MASSIVE PAPER WORK...
That’s the reason we DON”T want gov’t in Health Care or Making Cars or buying clunkers.. My mother in law a nurse, complained that more than HALF of her time was not given to ‘nursing the sick’, but to doing MASSIVE PAPER WORK. All of the endless questions...when they need someone to give them medical attention not a CLERK.
Well, I was not trying to disparage upper income people, being one myself. My point was more that if Obama had thought this program was going to be essentially a $1 billion transfer to upper income people he would have never done it in the first place. In other words they had no idea this was going to happen.

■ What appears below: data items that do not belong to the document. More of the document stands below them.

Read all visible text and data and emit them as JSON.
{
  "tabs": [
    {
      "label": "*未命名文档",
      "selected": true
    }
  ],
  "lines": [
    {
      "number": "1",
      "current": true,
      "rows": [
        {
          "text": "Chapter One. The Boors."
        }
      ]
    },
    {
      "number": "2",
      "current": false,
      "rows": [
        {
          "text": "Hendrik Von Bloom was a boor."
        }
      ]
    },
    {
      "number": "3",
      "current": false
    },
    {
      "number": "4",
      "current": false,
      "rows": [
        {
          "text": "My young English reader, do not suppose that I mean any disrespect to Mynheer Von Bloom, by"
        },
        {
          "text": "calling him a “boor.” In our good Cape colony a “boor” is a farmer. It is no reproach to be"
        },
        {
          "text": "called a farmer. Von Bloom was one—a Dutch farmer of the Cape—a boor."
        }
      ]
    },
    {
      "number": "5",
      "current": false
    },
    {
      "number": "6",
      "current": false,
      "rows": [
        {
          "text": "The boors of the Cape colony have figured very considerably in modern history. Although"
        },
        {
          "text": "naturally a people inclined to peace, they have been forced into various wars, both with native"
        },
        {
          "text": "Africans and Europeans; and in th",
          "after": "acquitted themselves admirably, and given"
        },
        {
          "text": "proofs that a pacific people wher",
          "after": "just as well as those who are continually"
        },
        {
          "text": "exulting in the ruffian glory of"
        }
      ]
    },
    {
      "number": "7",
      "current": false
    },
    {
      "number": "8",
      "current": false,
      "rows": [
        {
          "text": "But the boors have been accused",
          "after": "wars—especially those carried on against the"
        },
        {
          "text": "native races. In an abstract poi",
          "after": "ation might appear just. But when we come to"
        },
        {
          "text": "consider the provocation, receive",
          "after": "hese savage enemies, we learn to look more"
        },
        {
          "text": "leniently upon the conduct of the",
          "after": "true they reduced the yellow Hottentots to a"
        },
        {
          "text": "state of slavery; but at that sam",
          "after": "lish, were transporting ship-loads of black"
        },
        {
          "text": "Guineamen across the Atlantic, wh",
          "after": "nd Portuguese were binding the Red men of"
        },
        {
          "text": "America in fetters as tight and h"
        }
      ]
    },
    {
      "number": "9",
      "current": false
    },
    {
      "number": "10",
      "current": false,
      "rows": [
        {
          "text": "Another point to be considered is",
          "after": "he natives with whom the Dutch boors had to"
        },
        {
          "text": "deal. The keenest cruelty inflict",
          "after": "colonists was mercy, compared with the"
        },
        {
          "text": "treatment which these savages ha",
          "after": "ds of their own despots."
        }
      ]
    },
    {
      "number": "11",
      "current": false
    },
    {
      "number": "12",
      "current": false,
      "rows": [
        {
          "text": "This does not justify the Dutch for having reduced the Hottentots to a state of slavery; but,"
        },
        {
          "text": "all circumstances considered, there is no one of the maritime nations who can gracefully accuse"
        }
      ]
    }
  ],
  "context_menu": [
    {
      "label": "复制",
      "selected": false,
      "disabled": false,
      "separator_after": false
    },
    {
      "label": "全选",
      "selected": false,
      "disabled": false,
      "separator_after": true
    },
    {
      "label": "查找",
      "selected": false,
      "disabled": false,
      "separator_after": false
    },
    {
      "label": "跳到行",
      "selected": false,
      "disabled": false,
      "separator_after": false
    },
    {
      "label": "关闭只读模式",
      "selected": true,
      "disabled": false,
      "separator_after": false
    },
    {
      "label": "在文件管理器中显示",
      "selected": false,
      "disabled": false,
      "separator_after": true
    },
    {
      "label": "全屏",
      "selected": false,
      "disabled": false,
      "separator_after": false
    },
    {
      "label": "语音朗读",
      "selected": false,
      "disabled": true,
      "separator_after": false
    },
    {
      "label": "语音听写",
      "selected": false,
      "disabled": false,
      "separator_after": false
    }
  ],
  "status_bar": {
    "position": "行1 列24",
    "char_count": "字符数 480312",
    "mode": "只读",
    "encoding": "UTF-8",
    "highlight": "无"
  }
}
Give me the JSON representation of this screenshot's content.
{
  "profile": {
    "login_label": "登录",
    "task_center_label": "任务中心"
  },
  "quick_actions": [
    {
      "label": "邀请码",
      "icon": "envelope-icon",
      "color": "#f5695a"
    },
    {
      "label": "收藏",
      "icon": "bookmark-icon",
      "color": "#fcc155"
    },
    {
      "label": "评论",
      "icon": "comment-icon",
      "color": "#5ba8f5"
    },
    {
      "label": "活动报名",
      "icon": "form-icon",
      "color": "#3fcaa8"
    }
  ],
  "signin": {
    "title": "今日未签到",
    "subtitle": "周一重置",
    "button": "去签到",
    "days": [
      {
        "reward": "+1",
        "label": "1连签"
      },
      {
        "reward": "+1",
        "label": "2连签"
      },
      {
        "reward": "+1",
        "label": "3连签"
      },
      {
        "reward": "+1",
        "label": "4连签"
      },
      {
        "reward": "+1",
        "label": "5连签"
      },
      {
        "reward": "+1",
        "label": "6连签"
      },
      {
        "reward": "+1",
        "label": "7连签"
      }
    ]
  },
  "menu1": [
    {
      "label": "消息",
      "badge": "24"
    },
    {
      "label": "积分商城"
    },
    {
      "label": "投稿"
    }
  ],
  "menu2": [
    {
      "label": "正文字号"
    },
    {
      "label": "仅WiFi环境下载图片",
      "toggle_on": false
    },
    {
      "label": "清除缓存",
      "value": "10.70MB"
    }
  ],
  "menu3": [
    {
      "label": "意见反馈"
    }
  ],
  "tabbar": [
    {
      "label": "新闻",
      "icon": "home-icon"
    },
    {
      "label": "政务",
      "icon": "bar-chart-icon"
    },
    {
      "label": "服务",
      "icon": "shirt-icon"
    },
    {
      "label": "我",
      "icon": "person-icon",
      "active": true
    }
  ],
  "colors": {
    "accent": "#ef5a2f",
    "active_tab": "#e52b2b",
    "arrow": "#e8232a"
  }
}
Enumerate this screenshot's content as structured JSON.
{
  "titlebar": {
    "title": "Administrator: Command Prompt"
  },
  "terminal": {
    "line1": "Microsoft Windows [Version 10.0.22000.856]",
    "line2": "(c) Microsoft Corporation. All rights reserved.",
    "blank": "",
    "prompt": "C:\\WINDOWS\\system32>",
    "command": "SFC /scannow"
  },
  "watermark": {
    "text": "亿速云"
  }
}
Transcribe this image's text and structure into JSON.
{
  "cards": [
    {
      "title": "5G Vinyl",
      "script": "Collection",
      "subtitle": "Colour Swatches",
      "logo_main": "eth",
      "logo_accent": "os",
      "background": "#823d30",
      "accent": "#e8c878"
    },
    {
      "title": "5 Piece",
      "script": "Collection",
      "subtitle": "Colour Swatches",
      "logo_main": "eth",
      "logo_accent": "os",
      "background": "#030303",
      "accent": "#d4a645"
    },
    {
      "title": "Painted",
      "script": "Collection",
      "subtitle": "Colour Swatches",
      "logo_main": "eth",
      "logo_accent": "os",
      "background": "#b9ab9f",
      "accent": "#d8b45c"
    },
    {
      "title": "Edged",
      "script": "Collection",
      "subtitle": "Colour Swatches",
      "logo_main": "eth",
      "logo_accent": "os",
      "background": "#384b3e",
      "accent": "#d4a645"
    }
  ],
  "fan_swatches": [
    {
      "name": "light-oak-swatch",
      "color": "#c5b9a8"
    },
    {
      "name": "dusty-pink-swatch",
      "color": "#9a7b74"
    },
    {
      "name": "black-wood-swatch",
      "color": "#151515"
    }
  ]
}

The converse of that is, if Bush had done something like this, the headlines would have been: "Bush proposes billion dollar auto welfare plan for the rich!"
Snort. Yup.
I wasn’t planning on buying, but my 95 Suburban gave up
the ghost last week. So I saved 3500 on a car I would have
bought anyway, and never considered buying anything made by Government Motors or the UAW.
This whole Cash for Clunkers fiasco; Who says God isn’t still blessing America?
The Gates/Obama racial attack on a white policeman? Another of Gods blessings!
Right. Most upper income people I know have cars laying around that have a trade-in value of less than $4500.00. Sheesh!